The reductions in AT₁-R mRNA levels elicited by angiotensin II and PDGF-BB that are resistant to PKI-eGFP expression may not represent a regulated mRNA decay process and may simply reflect a consequence of transcriptional inhibition of the AT₁-R gene. If so, this would imply that two distinct mechanisms are responsible for AT₁-R mRNA degradation. One might involve a default decay process that is revealed only when synthesis of the AT₁-R mRNA is attenuated. The current data provide additional evidence that a second mechanism of AT₁-R mRNA decay exists in these cells and seems to be regulated by PKA-mediated signaling. Further studies are necessary to determine whether any other kinases stimulated by cell surface receptors control this latter process.

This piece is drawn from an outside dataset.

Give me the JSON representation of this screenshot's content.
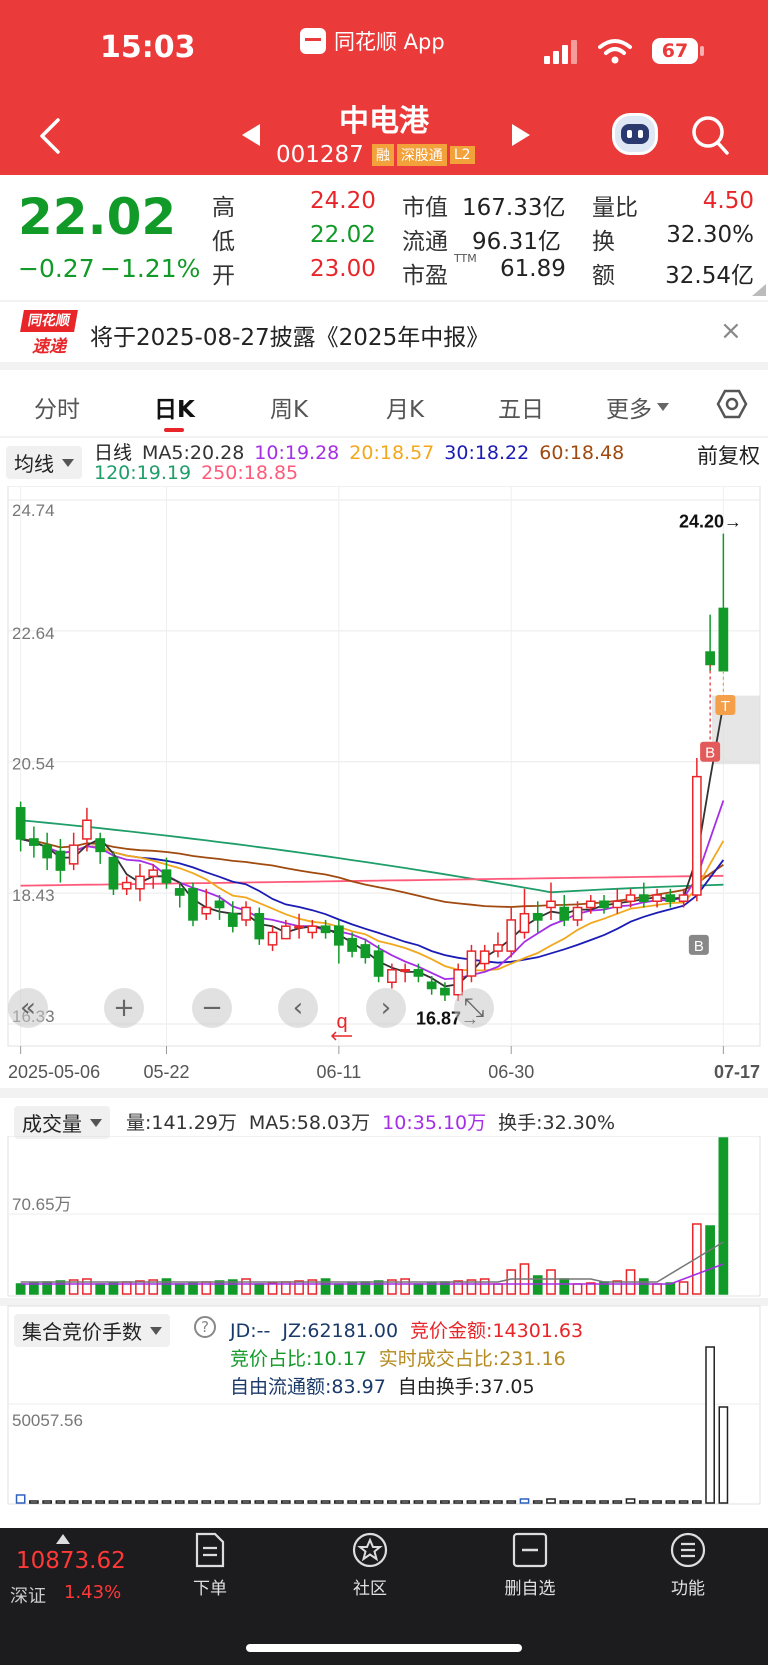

Some of this can be clarified better after identifying the molecular components induced by PKA that actually mediate AT₁-R mRNA decay. Once identified, it should be possible to determine more definitively than is now possible whether they are targeted by other classes of kinases that are activated by AT₁ and PDGF-BB receptors. Indeed, one of the rationales for performing this study was to derive some predictable features of the putative AT₁-R mRNA destabilization factors, as efforts are now in progress to isolate and identify them. The evidence presented in this report allows for at least one firm prediction, which is that a crucial component of the pathway leading to AT₁-R mRNA decay in VSMC is most likely phosphorylated by PKA.